UK equities closed higher on Thursday, putting an end to three consecutive days of losses under pressure from concerns surrounding Dubai’s debt, sovereign credit ratings and the Chancellor’s pre-Budget report. The FTSE’s European counterparts and Wall Street also traded ahead as debt concerns waned and the US trade gap unexpectedly narrowed.
The FTSE 100 index took on 40.5 points or 0.8% to close at 5,244.4, while the FTSE 250 index added 39.1 points or 0.4% to 8,958.6.
Across the pond, sentiment was lifted by official figures showing US exports rose strongly in October and helped narrow the economy’s trade deficit to just under $33 billion, rather than stretching it to $37 billion. This latest trade report also helped overshadow worse-than-predicted weekly jobless claims.
Here in the UK, following Alistair Darling’s pre-Budget report yesterday, attention switched to the Bank of England’s Monetary Policy Committee meeting, where interest rates were kept at 0.5% and the asset-purchase programme’s target was maintained at £200 billion. Revisions had not been expected for either but investors hoping for some insight into the Bank’s exit strategy were disappointed and will have to wait for next week’s meeting minutes to garner any further details on Committee negotiations.
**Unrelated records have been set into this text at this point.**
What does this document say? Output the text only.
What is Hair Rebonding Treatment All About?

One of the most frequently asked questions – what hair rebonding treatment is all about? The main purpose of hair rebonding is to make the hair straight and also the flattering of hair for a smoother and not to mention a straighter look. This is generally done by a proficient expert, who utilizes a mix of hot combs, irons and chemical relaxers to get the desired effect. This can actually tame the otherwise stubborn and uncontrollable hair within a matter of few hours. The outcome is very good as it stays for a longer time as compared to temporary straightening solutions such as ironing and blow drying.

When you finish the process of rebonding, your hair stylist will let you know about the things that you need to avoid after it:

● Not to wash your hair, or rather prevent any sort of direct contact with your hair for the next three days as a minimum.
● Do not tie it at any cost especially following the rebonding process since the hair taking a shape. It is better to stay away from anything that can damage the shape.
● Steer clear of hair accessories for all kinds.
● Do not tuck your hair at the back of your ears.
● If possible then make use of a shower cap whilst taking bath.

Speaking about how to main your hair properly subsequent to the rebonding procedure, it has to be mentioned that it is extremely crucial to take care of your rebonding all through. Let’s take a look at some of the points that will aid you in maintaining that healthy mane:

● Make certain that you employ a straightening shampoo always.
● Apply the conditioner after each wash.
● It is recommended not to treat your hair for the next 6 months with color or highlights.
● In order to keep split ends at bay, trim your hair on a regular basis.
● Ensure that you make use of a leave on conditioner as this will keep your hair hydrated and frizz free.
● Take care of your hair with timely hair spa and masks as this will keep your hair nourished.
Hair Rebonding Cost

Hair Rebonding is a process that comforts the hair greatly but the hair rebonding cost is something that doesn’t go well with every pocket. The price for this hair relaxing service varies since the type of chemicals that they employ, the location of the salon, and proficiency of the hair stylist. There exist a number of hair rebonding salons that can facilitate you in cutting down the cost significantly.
With recent events having taken their toll on London-listed banks, Lloyds Banking Group, Barclays, Royal Bank of Scotland, Standard Chartered and HSBC all took on between 2.0% and 6.5% as bargain-hunters returned to the financial sector—Lloyds being the FTSE 100’s strongest performer.
Media reports that UK lenders have agreed to reschedule Dubai World's debt help attract investors to the sector, while other financials such as insurer Standard Life, hedge fund manager Man Group and asset manager Schroder each added 3.1%-4.1%.
Overall index gains belied ongoing market uncertainty, however, as investors also bought into stocks oft sought out for their defensive characteristics. As such, household products and food manufacturer Unilever ticked up 1.7%, utility provider Severn Trent gained 1.5% and pharma giant GlaxoSmithKline took on 1.4%.
The latter also received a fillip on the back of comments from president of emerging markets, who said ahead of an investor briefing that the group will continue to pursue acquisitions and alliances in emerging markets—offering reassuring implications about management’s outlook.
On the flipside, resource and property stocks combined to minimise broader index gains. The relative strength of the US dollar saw commodity prices slide and investors switch out of miners and oil refiners, while commercial property plays suffered at the hands of profit takers. Xstrata, Rio Tinto and Vedanta Resources led the metal extractors lower, shedding 2.1%, 1.4% and 0.6%, respectively, and Tullow Oil, BP and Royal Dutch Shell took the main losses for the oil sector, down 0.5%-1.6% apiece.
On the second line, DS Smith was the clear outperformer, surging 13.4% after announcing it is likely to beat its own full-year forecasts.